I couldn’t deal with my boss anymore. I think that if one starts fantasizing about punching one’s boss, really gets into it and visualizes what her stupid fat face would look like before, during, and after getting a fist to the nose, it’s time to look for a new job.
I went to talk to her, on my mother’s advice, to try and make our working relationship a little better.
“Hey Melissa?”
“Yes?” She stopped staring out the window to look over at me. Strangely, no matter how often I went by her cubicle, she was always staring out the window. She did always seem to know everyone’s whereabouts, when they went to lunch and when they came in in the morning, and I’m sure her window overlooking the parking lot helped with that.

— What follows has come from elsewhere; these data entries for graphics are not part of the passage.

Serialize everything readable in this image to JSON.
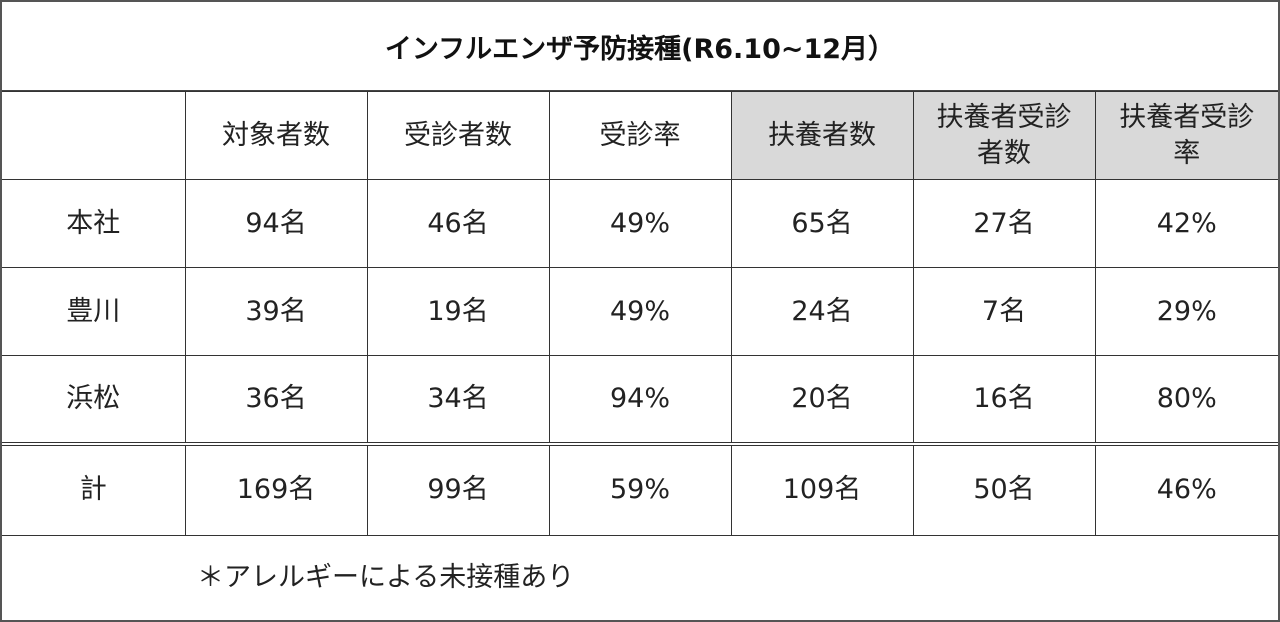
{
  "title": "インフルエンザ予防接種(R6.10~12月）",
  "headers": [
    "",
    "対象者数",
    "受診者数",
    "受診率",
    "扶養者数",
    "扶養者受診\n者数",
    "扶養者受診\n率"
  ],
  "rows": [
    {
      "label": "本社",
      "cells": [
        "94名",
        "46名",
        "49%",
        "65名",
        "27名",
        "42%"
      ]
    },
    {
      "label": "豊川",
      "cells": [
        "39名",
        "19名",
        "49%",
        "24名",
        "7名",
        "29%"
      ]
    },
    {
      "label": "浜松",
      "cells": [
        "36名",
        "34名",
        "94%",
        "20名",
        "16名",
        "80%"
      ]
    }
  ],
  "total": {
    "label": "計",
    "cells": [
      "169名",
      "99名",
      "59%",
      "109名",
      "50名",
      "46%"
    ]
  },
  "note": "＊アレルギーによる未接種あり",
  "colors": {
    "header_shade": "#d9d9d9",
    "border": "#333333"
  }
}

“Um…” Eye contact was difficult at this point with her. Eye contact was never exactly easy for me, but I didn’t want her to see how much I disliked her coming out of my eyeholes. “I was wondering if it might be possible for me to get some more responsibility?”

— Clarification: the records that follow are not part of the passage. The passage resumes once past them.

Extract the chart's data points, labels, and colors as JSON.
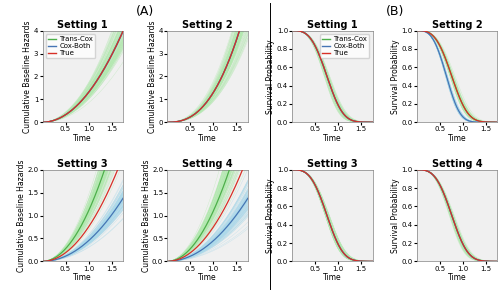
{
  "title_A": "(A)",
  "title_B": "(B)",
  "settings": [
    "Setting 1",
    "Setting 2",
    "Setting 3",
    "Setting 4"
  ],
  "time_max": 1.75,
  "n_points": 200,
  "n_mc": 100,
  "legend_labels": [
    "Trans-Cox",
    "Cox-Both",
    "True"
  ],
  "colors": {
    "trans_cox": "#4daf4a",
    "trans_cox_band": "#b3e8b0",
    "cox_both": "#4575b4",
    "cox_both_band": "#abd9e9",
    "true": "#d73027"
  },
  "cbh_params": {
    "setting1": {
      "true_a": 1.3,
      "true_b": 2.0,
      "green_a": 1.3,
      "green_b": 2.0,
      "blue_a": 1.3,
      "blue_b": 2.0,
      "green_spread": 0.18,
      "blue_spread": 0.01,
      "ymax": 4.0,
      "yticks": [
        0,
        1,
        2,
        3,
        4
      ]
    },
    "setting2": {
      "true_a": 1.3,
      "true_b": 2.5,
      "green_a": 1.3,
      "green_b": 2.5,
      "blue_a": 1.3,
      "blue_b": 2.5,
      "green_spread": 0.2,
      "blue_spread": 0.01,
      "ymax": 4.0,
      "yticks": [
        0,
        1,
        2,
        3,
        4
      ]
    },
    "setting3": {
      "true_a": 0.75,
      "true_b": 2.0,
      "green_a": 1.1,
      "green_b": 2.0,
      "blue_a": 0.45,
      "blue_b": 2.0,
      "green_spread": 0.15,
      "blue_spread": 0.05,
      "ymax": 2.0,
      "yticks": [
        0.0,
        0.5,
        1.0,
        1.5,
        2.0
      ]
    },
    "setting4": {
      "true_a": 0.75,
      "true_b": 2.0,
      "green_a": 1.1,
      "green_b": 2.0,
      "blue_a": 0.45,
      "blue_b": 2.0,
      "green_spread": 0.18,
      "blue_spread": 0.07,
      "ymax": 2.0,
      "yticks": [
        0.0,
        0.5,
        1.0,
        1.5,
        2.0
      ]
    }
  },
  "surv_params": {
    "setting1": {
      "true_lam": 0.85,
      "true_k": 3.2,
      "green_lam": 0.85,
      "green_k": 3.2,
      "blue_lam": 0.85,
      "blue_k": 3.2,
      "green_spread": 0.025,
      "blue_spread": 0.004
    },
    "setting2": {
      "true_lam": 0.85,
      "true_k": 3.2,
      "green_lam": 0.85,
      "green_k": 3.2,
      "blue_lam": 0.72,
      "blue_k": 3.2,
      "green_spread": 0.025,
      "blue_spread": 0.012
    },
    "setting3": {
      "true_lam": 0.85,
      "true_k": 3.2,
      "green_lam": 0.85,
      "green_k": 3.2,
      "blue_lam": 0.85,
      "blue_k": 3.2,
      "green_spread": 0.025,
      "blue_spread": 0.004
    },
    "setting4": {
      "true_lam": 0.85,
      "true_k": 3.2,
      "green_lam": 0.85,
      "green_k": 3.2,
      "blue_lam": 0.85,
      "blue_k": 3.2,
      "green_spread": 0.025,
      "blue_spread": 0.004
    }
  },
  "xlabel": "Time",
  "ylabel_cbh": "Cumulative Baseline Hazards",
  "ylabel_surv": "Survival Probability",
  "xticks": [
    0.5,
    1.0,
    1.5
  ],
  "bg_color": "#f0f0f0",
  "fontsize_title": 7,
  "fontsize_label": 5.5,
  "fontsize_tick": 5,
  "fontsize_legend": 5,
  "fontsize_panel": 9,
  "linewidth_main": 0.9,
  "linewidth_mc": 0.25
}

“Oh…” She looked down at her desk, seemingly at a loss for words.
I kept talking, because I’m kind of an idiot. “I mean… I was the primary contact for the Marley project, but since that ended a few months ago, I’ve been kind of, well, bored, and I was thinking that if other departments needed any help with anything, I’m definitely free… I talked to James in…“
She interrupted me, “No, I can’t have you helping out other departments. I’ll come by your desk in a few minutes and give you a project to work on, okay?” She smiled, with obvious effort.
I nodded and went back to my cubicle. I was at a loss. I knew she didn’t like me, and I didn’t like her, and I was practically offering myself up to go do busy work in a different department because my department wasn’t busy enough, and the last interdepartmental meeting we had had the big boss had told us all that we were going to have to work together more… but it didn’t matter. She walked in with a two-inch stack of papers.

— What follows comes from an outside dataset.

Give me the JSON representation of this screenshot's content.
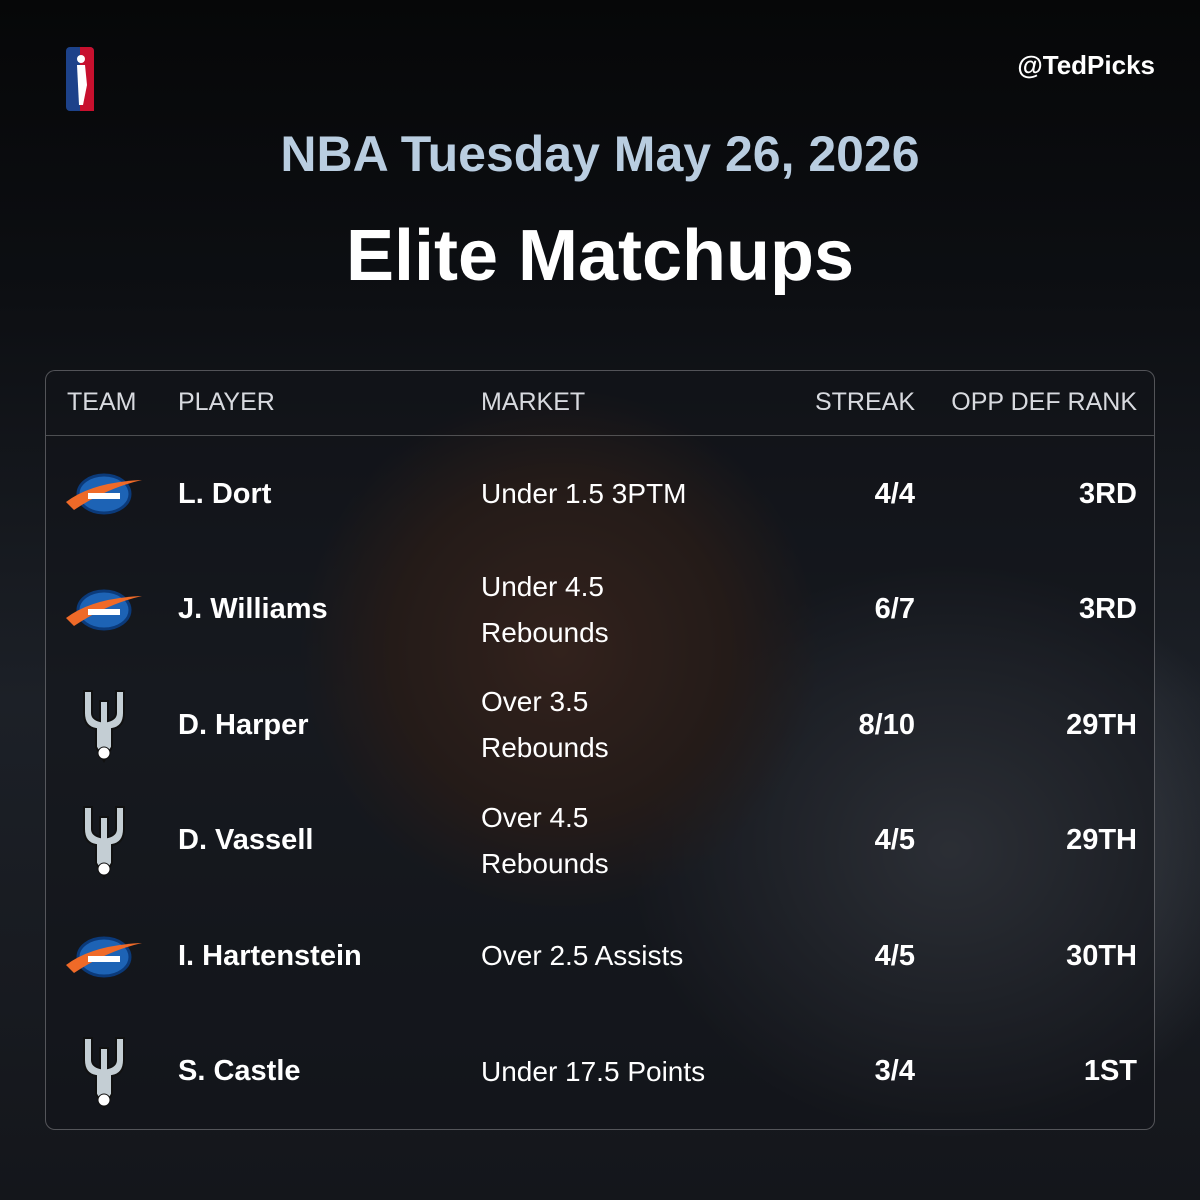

“Okay, I need you to match these numbers. If there’s a number on this paper…” She held up the top piece of paper, “you need to find the release data for that number in this stack.”
She gave me busy work. No good deed goes unpunished.
A few days later, my roommate pulled an envelope out of the freezer. “Hey Megan, why do you have a letter that your boss wrote to you about your performance in the freezer?”
“Oh, it’s… irrational. I read somewhere that putting something that has someone’s signature in the freezer gives them, like, bad juju and, just put it back, okay?”
For the record, I didn’t think it would do anything.